Do young people still hitchhike these days or has the practice become yet another victim of the health and safety brigade?
When I was a student (and beyond) we used to thumb lifts on a daily basis. I can barely remember ever getting on a bus, let alone buying a railway ticket.
One of my best lifts was when my college pal’s girlfriend and I decided to go and visit him in Wales during the summer break. Having been dropped off on a bleak, unpromising and increasingly rainy kerbside by a simply ghastly family in a dreadful old banger just outside London, I observed a rather flash Jaguar saloon heading our way. Now that’s the kind of lift we need I commented wryly, thinking we were far too scruffy to be picked up by such a smart vehicle.
To our surprise, the sheepskin-coated driver pulled up and ushered us into the comfy leather-lined interior. Not only was this fellow driving all the way to Wales, but it turned out he was none other than our friend’s mother’s GP! What’s more, he took us on a side trip to the Cotswolds, bought us lunch in a quaint country pub, delivered us to mum’s door and offered to take us back to London a week or so later should we wish to take up the offer.
Which of course we did, taking our surprised pal with us.
Not all lifts were as fortuitous as that one. The same pal was hitching to Bath one day and a car pootled into sight, stopped and picked him up, but then drove off at breakneck speed.
Wishing to make conversation whilst hanging on for dear life, my friend enquired about the antique sword poking out from under a blanket on the back seat. The driver in no uncertain terms intimated that this was none of my mate’s business and pressed his foot ever harder on the accelerator. And then aimed the car directly at an oncoming double decker bus.
Why anyone who had decided to end it all would stop to give someone a lift is a mystery. Suffice to say, the bus driver took evasive action, the car crashed through a hedge, skidded across a field and overturned. The kindly driver leapt out and proceeded to run amok with said sword until the police arrived.

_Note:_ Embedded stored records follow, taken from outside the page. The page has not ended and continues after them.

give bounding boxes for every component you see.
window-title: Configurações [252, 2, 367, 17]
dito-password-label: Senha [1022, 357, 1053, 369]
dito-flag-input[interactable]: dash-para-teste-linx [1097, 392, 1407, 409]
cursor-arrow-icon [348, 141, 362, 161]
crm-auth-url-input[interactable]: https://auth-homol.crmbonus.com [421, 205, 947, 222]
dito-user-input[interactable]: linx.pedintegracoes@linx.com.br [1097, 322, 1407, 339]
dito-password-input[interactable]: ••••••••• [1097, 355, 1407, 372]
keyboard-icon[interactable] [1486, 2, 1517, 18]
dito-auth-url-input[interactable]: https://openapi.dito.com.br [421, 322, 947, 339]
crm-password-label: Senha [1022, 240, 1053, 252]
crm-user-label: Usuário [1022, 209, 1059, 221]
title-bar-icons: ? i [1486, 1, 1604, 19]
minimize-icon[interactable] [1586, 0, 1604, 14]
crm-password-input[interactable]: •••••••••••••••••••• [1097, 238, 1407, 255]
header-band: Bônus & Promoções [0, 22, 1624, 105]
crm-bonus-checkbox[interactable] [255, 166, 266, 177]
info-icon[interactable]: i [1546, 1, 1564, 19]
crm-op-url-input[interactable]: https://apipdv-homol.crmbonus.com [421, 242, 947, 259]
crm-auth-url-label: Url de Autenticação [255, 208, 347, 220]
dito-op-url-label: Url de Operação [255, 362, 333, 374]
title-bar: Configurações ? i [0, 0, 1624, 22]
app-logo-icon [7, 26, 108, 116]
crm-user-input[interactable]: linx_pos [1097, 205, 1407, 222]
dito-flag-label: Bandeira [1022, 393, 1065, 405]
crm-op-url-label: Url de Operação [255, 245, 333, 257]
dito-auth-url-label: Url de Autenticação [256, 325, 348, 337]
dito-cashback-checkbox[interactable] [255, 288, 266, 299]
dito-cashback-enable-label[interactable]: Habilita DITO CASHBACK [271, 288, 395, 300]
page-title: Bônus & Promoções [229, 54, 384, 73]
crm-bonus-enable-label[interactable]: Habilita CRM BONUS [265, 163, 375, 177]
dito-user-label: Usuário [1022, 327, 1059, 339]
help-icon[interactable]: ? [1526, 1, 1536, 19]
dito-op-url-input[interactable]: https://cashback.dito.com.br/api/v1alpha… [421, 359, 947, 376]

On medical advice, my pal remained in bed in a darkened room for a few days while we administered copious amounts of hot sweet tea!
I myself had a weird one when, late at night in thick fog the very nervous driver refused to take his hands off the wheel and asked me to feed him a cheese sandwich which I would find in the glove compartment. I made my excuses and disembarked ASAP.
Not all hitched lifts were quite as miraculously coincidental or as dramatic as these examples. Most journeys passed without incident, one met with some great people and above all the impoverished youth of the day traveled the world absolutely gratis.